しかし、4日前の前節(V・ファーレン長崎戦)で、いきなりデビュー戦初ゴールを決めた小兵は、キレのいいドリブルを武器に町田の守備網を次々に切り裂いた。
後半66分の交代出場からわずか4分後の70分、まずは、左サイドをドリブルで突破し、狭いスペースから強引にニアサイドを狙ったシュートを放つと、ボールはゴールポストを直撃。本人は「欲を言えば、流れが変わる得点になればな、と思って(右足を)振った」と言い、「そんなにうまくいかなかった」と苦笑したが、流れを変えるという意味でなら、十分に効果あるひと振りだった。
「ヴェルディは両サイドから仕掛けていく選手が多いので、ヘディングが多くなってくる。何回も繰り返して、諦めずに狙い続けた結果」
そう振り返った染野が73分、83分と、いずれもヘディングシュートを決め、同点に追いついた東京Vだったが、城福監督によれば、「彼の決定力はすばらしいが、重要なのはそれだけサイドを崩していたということ」。そのサイド攻撃において強力な武器となっていたのは、間違いなく新井だった。

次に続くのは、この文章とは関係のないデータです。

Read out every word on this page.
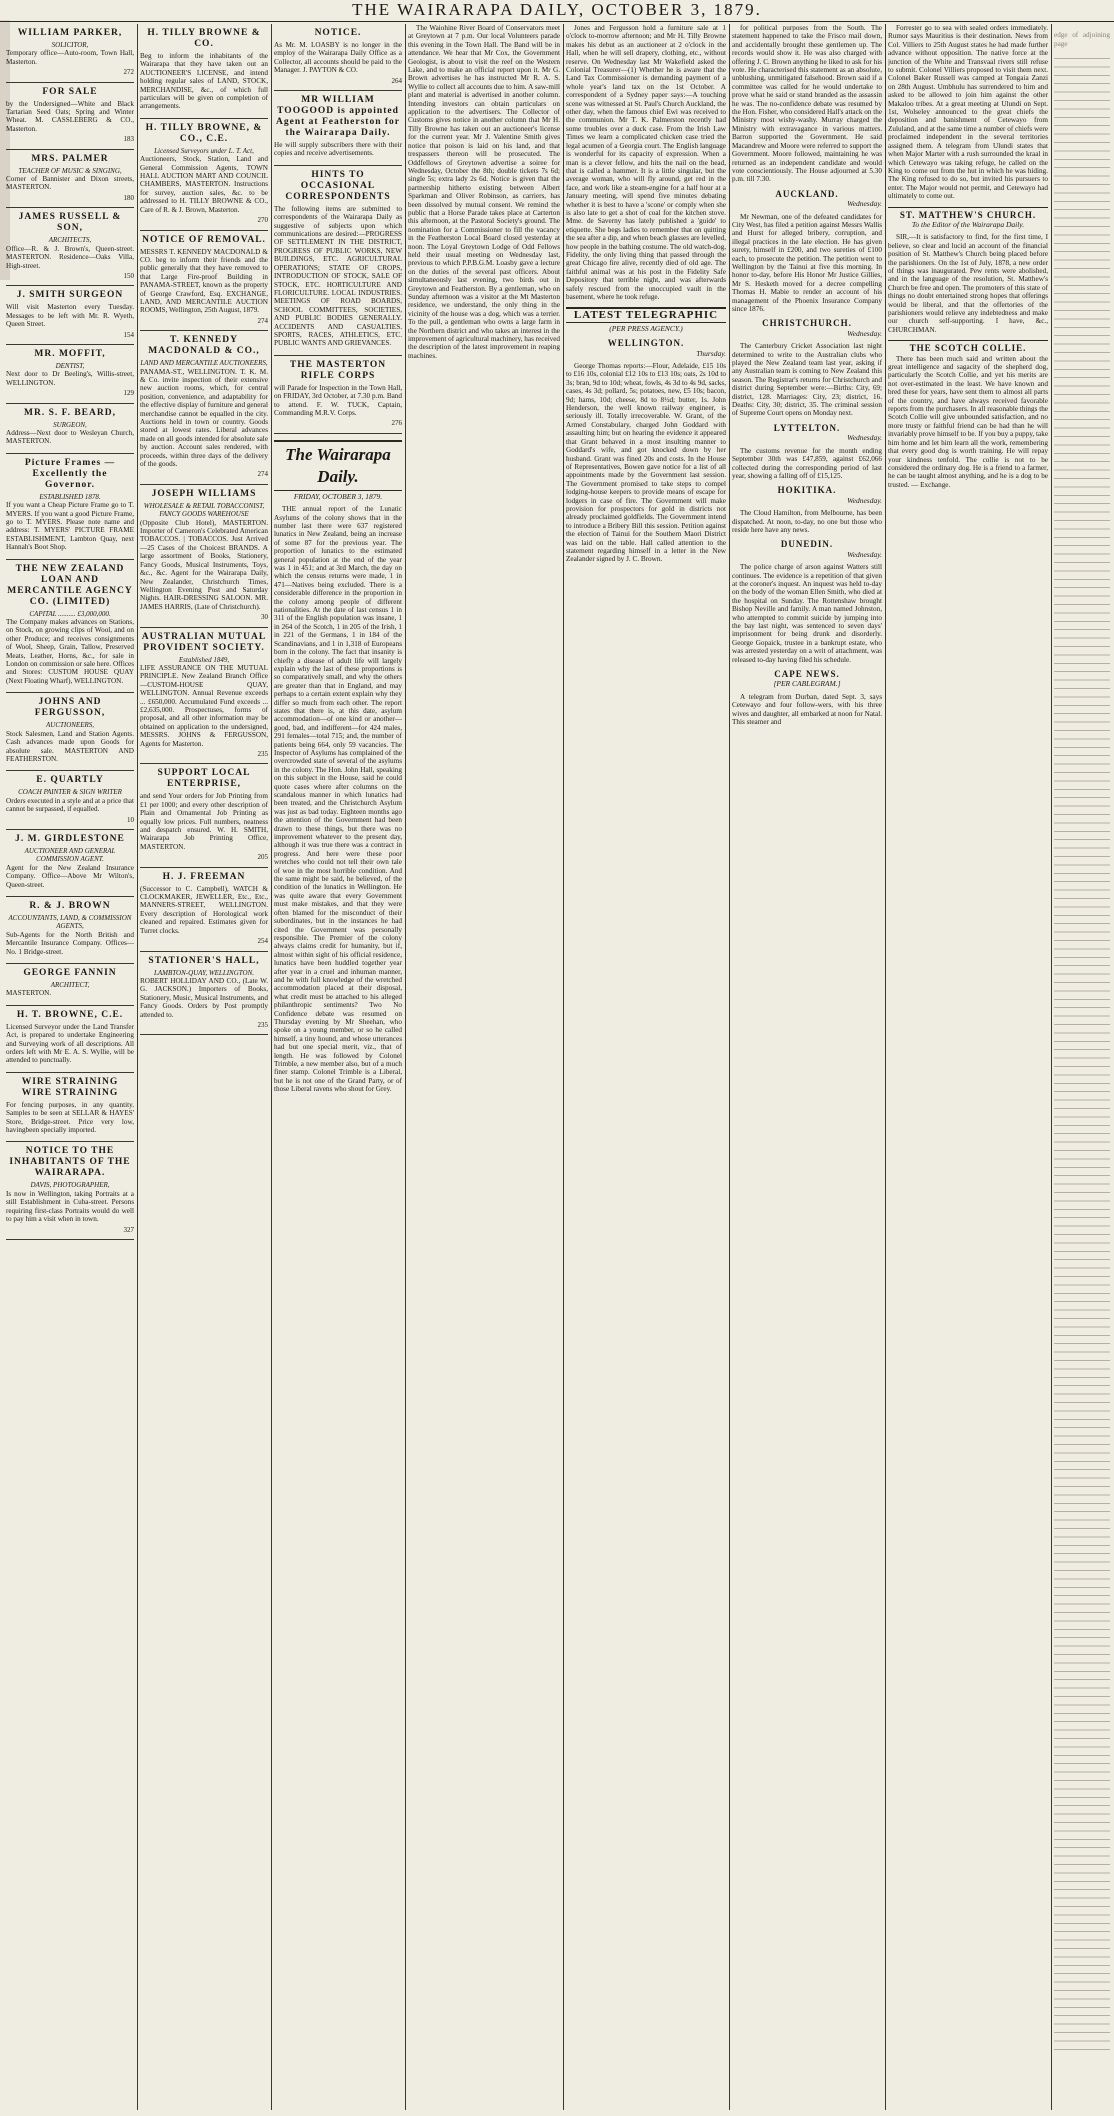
THE WAIRARAPA DAILY, OCTOBER 3, 1879.
WILLIAM PARKER,
SOLICITOR,

Temporary office—Auto-room, Town Hall, Masterton.

272
FOR SALE

by the Undersigned—White and Black Tartarian Seed Oats; Spring and Winter Wheat. M. CASSLEBERG & CO., Masterton.

183
MRS. PALMER
TEACHER OF MUSIC & SINGING,

Corner of Bannister and Dixon streets, MASTERTON.

180
JAMES RUSSELL & SON,
ARCHITECTS,

Office—R. & J. Brown's, Queen-street. MASTERTON. Residence—Oaks Villa, High-street.

150
J. SMITH SURGEON

Will visit Masterton every Tuesday. Messages to be left with Mr. R. Wyeth, Queen Street.

154
MR. MOFFIT,
DENTIST,

Next door to Dr Beeling's, Willis-street, WELLINGTON.

129
MR. S. F. BEARD,
SURGEON,

Address—Next door to Wesleyan Church, MASTERTON.

Picture Frames — Excellently the Governor.
ESTABLISHED 1878.

If you want a Cheap Picture Frame go to T. MYERS. If you want a good Picture Frame, go to T. MYERS. Please note name and address: T. MYERS' PICTURE FRAME ESTABLISHMENT, Lambton Quay, next Hannah's Boot Shop.

THE NEW ZEALAND LOAN AND MERCANTILE AGENCY CO. (LIMITED)
CAPITAL .......... £3,000,000.

The Company makes advances on Stations, on Stock, on growing clips of Wool, and on other Produce; and receives consignments of Wool, Sheep, Grain, Tallow, Preserved Meats, Leather, Horns, &c., for sale in London on commission or sale here. Offices and Stores: CUSTOM HOUSE QUAY (Next Floating Wharf), WELLINGTON.

JOHNS AND FERGUSSON,
AUCTIONEERS,

Stock Salesmen, Land and Station Agents. Cash advances made upon Goods for absolute sale. MASTERTON AND FEATHERSTON.

E. QUARTLY
COACH PAINTER & SIGN WRITER

Orders executed in a style and at a price that cannot be surpassed, if equalled.

10
J. M. GIRDLESTONE
AUCTIONEER AND GENERAL COMMISSION AGENT.

Agent for the New Zealand Insurance Company. Office—Above Mr Wilton's, Queen-street.

R. & J. BROWN
ACCOUNTANTS, LAND, & COMMISSION AGENTS,

Sub-Agents for the North British and Mercantile Insurance Company. Offices—No. 1 Bridge-street.

GEORGE FANNIN
ARCHITECT,

MASTERTON.

H. T. BROWNE, C.E.

Licensed Surveyor under the Land Transfer Act, is prepared to undertake Engineering and Surveying work of all descriptions. All orders left with Mr E. A. S. Wyllie, will be attended to punctually.

WIRE STRAINING WIRE STRAINING

For fencing purposes, in any quantity. Samples to be seen at SELLAR & HAYES' Store, Bridge-street. Price very low, havingbeen specially imported.

NOTICE TO THE INHABITANTS OF THE WAIRARAPA.
DAVIS, PHOTOGRAPHER,

Is now in Wellington, taking Portraits at a still Establishment in Cuba-street. Persons requiring first-class Portraits would do well to pay him a visit when in town.

327
H. TILLY BROWNE & CO.

Beg to inform the inhabitants of the Wairarapa that they have taken out an AUCTIONEER'S LICENSE, and intend holding regular sales of LAND, STOCK, MERCHANDISE, &c., of which full particulars will be given on completion of arrangements.

H. TILLY BROWNE, & CO., C.E.
Licensed Surveyors under L. T. Act,

Auctioneers, Stock, Station, Land and General Commission Agents, TOWN HALL AUCTION MART AND COUNCIL CHAMBERS, MASTERTON. Instructions for survey, auction sales, &c. to be addressed to H. TILLY BROWNE & CO., Care of R. & J. Brown, Masterton.

270
NOTICE OF REMOVAL.

MESSRS T. KENNEDY MACDONALD & CO. beg to inform their friends and the public generally that they have removed to that Large Fire-proof Building in PANAMA-STREET, known as the property of George Crawford, Esq. EXCHANGE, LAND, AND MERCANTILE AUCTION ROOMS, Wellington, 25th August, 1879.

274
T. KENNEDY MACDONALD & CO.,
LAND AND MERCANTILE AUCTIONEERS,

PANAMA-ST., WELLINGTON. T. K. M. & Co. invite inspection of their extensive new auction rooms, which, for central position, convenience, and adaptability for the effective display of furniture and general merchandise cannot be equalled in the city. Auctions held in town or country. Goods stored at lowest rates. Liberal advances made on all goods intended for absolute sale by auction. Account sales rendered, with proceeds, within three days of the delivery of the goods.

274
JOSEPH WILLIAMS
WHOLESALE & RETAIL TOBACCONIST, FANCY GOODS WAREHOUSE

(Opposite Club Hotel), MASTERTON. Importer of Cameron's Celebrated American TOBACCOS. | TOBACCOS. Just Arrived—25 Cases of the Choicest BRANDS. A large assortment of Books, Stationery, Fancy Goods, Musical Instruments, Toys, &c., &c. Agent for the Wairarapa Daily, New Zealander, Christchurch Times, Wellington Evening Post and Saturday Nights. HAIR-DRESSING SALOON. MR. JAMES HARRIS, (Late of Christchurch).

30
AUSTRALIAN MUTUAL PROVIDENT SOCIETY.
Established 1849,

LIFE ASSURANCE ON THE MUTUAL PRINCIPLE. New Zealand Branch Office—CUSTOM-HOUSE QUAY, WELLINGTON. Annual Revenue exceeds ... £650,000. Accumulated Fund exceeds ... £2,635,000. Prospectuses, forms of proposal, and all other information may be obtained on application to the undersigned, MESSRS. JOHNS & FERGUSSON, Agents for Masterton.

235
SUPPORT LOCAL ENTERPRISE,

and send Your orders for Job Printing from £1 per 1000; and every other description of Plain and Ornamental Job Printing as equally low prices. Full numbers, neatness and despatch ensured. W. H. SMITH, Wairarapa Job Printing Office, MASTERTON.

205
H. J. FREEMAN

(Successor to C. Campbell), WATCH & CLOCKMAKER, JEWELLER, Etc., Etc., MANNERS-STREET, WELLINGTON. Every description of Horological work cleaned and repaired. Estimates given for Turret clocks.

254
STATIONER'S HALL,
LAMBTON-QUAY, WELLINGTON.

ROBERT HOLLIDAY AND CO., (Late W. G. JACKSON.) Importers of Books, Stationery, Music, Musical Instruments, and Fancy Goods. Orders by Post promptly attended to.

235
NOTICE.

As Mr. M. LOASBY is no longer in the employ of the Wairarapa Daily Office as a Collector, all accounts should be paid to the Manager. J. PAYTON & CO.

264
MR WILLIAM TOOGOOD is appointed Agent at Featherston for the Wairarapa Daily.

He will supply subscribers there with their copies and receive advertisements.

HINTS TO OCCASIONAL CORRESPONDENTS

The following items are submitted to correspondents of the Wairarapa Daily as suggestive of subjects upon which communications are desired:—PROGRESS OF SETTLEMENT IN THE DISTRICT, PROGRESS OF PUBLIC WORKS, NEW BUILDINGS, ETC. AGRICULTURAL OPERATIONS; STATE OF CROPS, INTRODUCTION OF STOCK, SALE OF STOCK, ETC. HORTICULTURE AND FLORICULTURE. LOCAL INDUSTRIES. MEETINGS OF ROAD BOARDS, SCHOOL COMMITTEES, SOCIETIES, AND PUBLIC BODIES GENERALLY. ACCIDENTS AND CASUALTIES. SPORTS, RACES, ATHLETICS, ETC. PUBLIC WANTS AND GRIEVANCES.

THE MASTERTON RIFLE CORPS

will Parade for Inspection in the Town Hall, on FRIDAY, 3rd October, at 7.30 p.m. Band to attend. F. W. TUCK, Captain, Commanding M.R.V. Corps.

276
The Wairarapa Daily.
FRIDAY, OCTOBER 3, 1879.

THE annual report of the Lunatic Asylums of the colony shows that in the number last there were 637 registered lunatics in New Zealand, being an increase of some 87 for the previous year. The proportion of lunatics to the estimated general population at the end of the year was 1 in 451; and at 3rd March, the day on which the census returns were made, 1 in 471—Natives being excluded. There is a considerable difference in the proportion in the colony among people of different nationalities. At the date of last census 1 in 311 of the English population was insane, 1 in 264 of the Scotch, 1 in 205 of the Irish, 1 in 221 of the Germans, 1 in 184 of the Scandinavians, and 1 in 1,318 of Europeans born in the colony. The fact that insanity is chiefly a disease of adult life will largely explain why the last of these proportions is so comparatively small, and why the others are greater than that in England, and may perhaps to a certain extent explain why they differ so much from each other. The report states that there is, at this date, asylum accommodation—of one kind or another—good, bad, and indifferent—for 424 males, 291 females—total 715; and, the number of patients being 664, only 59 vacancies. The Inspector of Asylums has complained of the overcrowded state of several of the asylums in the colony. The Hon. John Hall, speaking on this subject in the House, said he could quote cases where after columns on the scandalous manner in which lunatics had been treated, and the Christchurch Asylum was just as bad today. Eighteen months ago the attention of the Government had been drawn to these things, but there was no improvement whatever to the present day, although it was true there was a contract in progress. And here were these poor wretches who could not tell their own tale of woe in the most horrible condition. And the same might be said, he believed, of the condition of the lunatics in Wellington. He was quite aware that every Government must make mistakes, and that they were often blamed for the misconduct of their subordinates, but in the instances he had cited the Government was personally responsible. The Premier of the colony always claims credit for humanity, but if, almost within sight of his official residence, lunatics have been huddled together year after year in a cruel and inhuman manner, and he with full knowledge of the wretched accommodation placed at their disposal, what credit must be attached to his alleged philanthropic sentiments? Two No Confidence debate was resumed on Thursday evening by Mr Sheehan, who spoke on a young member, or so he called himself, a tiny hound, and whose utterances had but one special merit, viz., that of length. He was followed by Colonel Trimble, a new member also, but of a much finer stamp. Colonel Trimble is a Liberal, but he is not one of the Grand Party, or of those Liberal ravens who shout for Grey.

The Waiohine River Board of Conservators meet at Greytown at 7 p.m. Our local Volunteers parade this evening in the Town Hall. The Band will be in attendance. We hear that Mr Cox, the Government Geologist, is about to visit the reef on the Western Lake, and to make an official report upon it. Mr G. Brown advertises he has instructed Mr R. A. S. Wyllie to collect all accounts due to him. A saw-mill plant and material is advertised in another column. Intending investors can obtain particulars on application to the advertisers. The Collector of Customs gives notice in another column that Mr H. Tilly Browne has taken out an auctioneer's license for the current year. Mr J. Valentine Smith gives notice that poison is laid on his land, and that trespassers thereon will be prosecuted. The Oddfellows of Greytown advertise a soiree for Wednesday, October the 8th; double tickets 7s 6d; single 5s; extra lady 2s 6d. Notice is given that the partnership hitherto existing between Albert Sparkman and Oliver Robinson, as carriers, has been dissolved by mutual consent. We remind the public that a Horse Parade takes place at Carterton this afternoon, at the Pastoral Society's ground. The nomination for a Commissioner to fill the vacancy in the Featherston Local Board closed yesterday at noon. The Loyal Greytown Lodge of Odd Fellows held their usual meeting on Wednesday last, previous to which P.P.B.G.M. Loasby gave a lecture on the duties of the several past officers. About simultaneously last evening, two birds out in Greytown and Featherston. By a gentleman, who on Sunday afternoon was a visitor at the Mt Masterton residence, we understand, the only thing in the vicinity of the house was a dog, which was a terrier. To the pull, a gentleman who owns a large farm in the Northern district and who takes an interest in the improvement of agricultural machinery, has received the description of the latest improvement in reaping machines.

Jones and Fergusson hold a furniture sale at 1 o'clock to-morrow afternoon; and Mr H. Tilly Browne makes his debut as an auctioneer at 2 o'clock in the Hall, when he will sell drapery, clothing, etc., without reserve. On Wednesday last Mr Wakefield asked the Colonial Treasurer—(1) Whether he is aware that the Land Tax Commissioner is demanding payment of a whole year's land tax on the 1st October. A correspondent of a Sydney paper says:—A touching scene was witnessed at St. Paul's Church Auckland, the other day, when the famous chief Ewi was received to the communion. Mr T. K. Palmerston recently had some troubles over a duck case. From the Irish Law Times we learn a complicated chicken case tried the legal acumen of a Georgia court. The English language is wonderful for its capacity of expression. When a man is a clever fellow, and hits the nail on the head, that is called a hammer. It is a little singular, but the average woman, who will fly around, get red in the face, and work like a steam-engine for a half hour at a January meeting, will spend five minutes debating whether it is best to have a 'scone' or comply when she is also late to get a shot of coal for the kitchen stove. Mme. de Saverny has lately published a 'guide' to etiquette. She begs ladies to remember that on quitting the sea after a dip, and when beach glasses are levelled, how people in the bathing costume. The old watch-dog, Fidelity, the only living thing that passed through the great Chicago fire alive, recently died of old age. The faithful animal was at his post in the Fidelity Safe Depository that terrible night, and was afterwards safely rescued from the unoccupied vault in the basement, where he took refuge.

LATEST TELEGRAPHIC
(PER PRESS AGENCY.)
WELLINGTON.
Thursday.

George Thomas reports:—Flour, Adelaide, £15 10s to £16 10s, colonial £12 10s to £13 10s; oats, 2s 10d to 3s; bran, 9d to 10d; wheat, fowls, 4s 3d to 4s 9d, sacks, cases, 4s 3d; pollard, 5s; potatoes, new, £5 10s; bacon, 9d; hams, 10d; cheese, 8d to 8½d; butter, 1s. John Henderson, the well known railway engineer, is seriously ill. Totally irrecoverable. W. Grant, of the Armed Constabulary, charged John Goddard with assaulting him; but on hearing the evidence it appeared that Grant behaved in a most insulting manner to Goddard's wife, and got knocked down by her husband. Grant was fined 20s and costs. In the House of Representatives, Bowen gave notice for a list of all appointments made by the Government last session. The Government promised to take steps to compel lodging-house keepers to provide means of escape for lodgers in case of fire. The Government will make provision for prospectors for gold in districts not already proclaimed goldfields. The Government intend to introduce a Bribery Bill this session. Petition against the election of Tainui for the Southern Maori District was laid on the table. Hall called attention to the statement regarding himself in a letter in the New Zealander signed by J. C. Brown.

for political purposes from the South. The statement happened to take the Frisco mail down, and accidentally brought these gentlemen up. The records would show it. He was also charged with offering J. C. Brown anything he liked to ask for his vote. He characterised this statement as an absolute, unblushing, unmitigated falsehood. Brown said if a committee was called for he would undertake to prove what he said or stand branded as the assassin he was. The no-confidence debate was resumed by the Hon. Fisher, who considered Hall's attack on the Ministry most wishy-washy. Murray charged the Ministry with extravagance in various matters. Barron supported the Government. He said Macandrew and Moore were referred to support the Government. Moore followed, maintaining he was returned as an independent candidate and would vote conscientiously. The House adjourned at 5.30 p.m. till 7.30.

AUCKLAND.
Wednesday.

Mr Newman, one of the defeated candidates for City West, has filed a petition against Messrs Wallis and Hurst for alleged bribery, corruption, and illegal practices in the late election. He has given surety, himself in £200, and two sureties of £100 each, to prosecute the petition. The petition went to Wellington by the Tainui at five this morning. In honor to-day, before His Honor Mr Justice Gillies, Mr S. Hesketh moved for a decree compelling Thomas H. Mabie to render an account of his management of the Phoenix Insurance Company since 1876.

CHRISTCHURCH.
Wednesday.

The Canterbury Cricket Association last night determined to write to the Australian clubs who played the New Zealand team last year, asking if any Australian team is coming to New Zealand this season. The Registrar's returns for Christchurch and district during September were:—Births: City, 69; district, 128. Marriages: City, 23; district, 16. Deaths: City, 30; district, 35. The criminal session of Supreme Court opens on Monday next.

LYTTELTON.
Wednesday.

The customs revenue for the month ending September 30th was £47,859, against £62,066 collected during the corresponding period of last year, showing a falling off of £15,125.

HOKITIKA.
Wednesday.

The Cloud Hamilton, from Melbourne, has been dispatched. At noon, to-day, no one but those who reside here have any news.

DUNEDIN.
Wednesday.

The police charge of arson against Watters still continues. The evidence is a repetition of that given at the coroner's inquest. An inquest was held to-day on the body of the woman Ellen Smith, who died at the hospital on Sunday. The Rottenshaw brought Bishop Neville and family. A man named Johnston, who attempted to commit suicide by jumping into the bay last night, was sentenced to seven days' imprisonment for being drunk and disorderly. George Gopaick, trustee in a bankrupt estate, who was arrested yesterday on a writ of attachment, was released to-day having filed his schedule.

CAPE NEWS.
[PER CABLEGRAM.]

A telegram from Durban, dated Sept. 3, says Cetewayo and four follow-wers, with his three wives and daughter, all embarked at noon for Natal. This steamer and

Forrester go to sea with sealed orders immediately. Rumor says Mauritius is their destination. News from Col. Villiers to 25th August states he had made further advance without opposition. The native force at the junction of the White and Transvaal rivers still refuse to submit. Colonel Villiers proposed to visit them next. Colonel Baker Russell was camped at Tongaia Zanzi on 28th August. Umbhulu has surrendered to him and asked to be allowed to join him against the other Makaloo tribes. At a great meeting at Ulundi on Sept. 1st, Wolseley announced to the great chiefs the deposition and banishment of Cetewayo from Zululand, and at the same time a number of chiefs were proclaimed independent in the several territories assigned them. A telegram from Ulundi states that when Major Marter with a rush surrounded the kraal in which Cetewayo was taking refuge, he called on the King to come out from the hut in which he was hiding. The King refused to do so, but invited his pursuers to enter. The Major would not permit, and Cetewayo had ultimately to come out.

ST. MATTHEW'S CHURCH.
To the Editor of the Wairarapa Daily.

SIR,—It is satisfactory to find, for the first time, I believe, so clear and lucid an account of the financial position of St. Matthew's Church being placed before the parishioners. On the 1st of July, 1878, a new order of things was inaugurated. Pew rents were abolished, and in the language of the resolution, St. Matthew's Church be free and open. The promoters of this state of things no doubt entertained strong hopes that offerings would be liberal, and that the offertories of the parishioners would relieve any indebtedness and make our church self-supporting. I have, &c., CHURCHMAN.

THE SCOTCH COLLIE.

There has been much said and written about the great intelligence and sagacity of the shepherd dog, particularly the Scotch Collie, and yet his merits are not over-estimated in the least. We have known and bred these for years, have sent them to almost all parts of the country, and have always received favorable reports from the purchasers. In all reasonable things the Scotch Collie will give unbounded satisfaction, and no more trusty or faithful friend can be had than he will invariably prove himself to be. If you buy a puppy, take him home and let him learn all the work, remembering that every good dog is worth training. He will repay your kindness tenfold. The collie is not to be considered the ordinary dog. He is a friend to a farmer, he can be taught almost anything, and he is a dog to be trusted. — Exchange.

edge of adjoining page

「合流してから、みんなが温かく迎えてくれて、自分のドリブルをうまく引き出してくれる」
謙虚にそう語る現役大学生は、「前節(長崎戦)は自分のポジショニングが低すぎて(自分をマークする)相手が2枚になってしまったので、今回は高い位置をとって、相手のサイドバックと1対1で勝負ができるようにした」と、冷静に自身のプレーを分析。
値千金の同点ゴールも「相手のパワーの方向を利用できた」という新井が、うまく相手DFと入れ替わるように背後を取ってパスを受け、ゴール前の染野にクロスを送ったことで生まれている。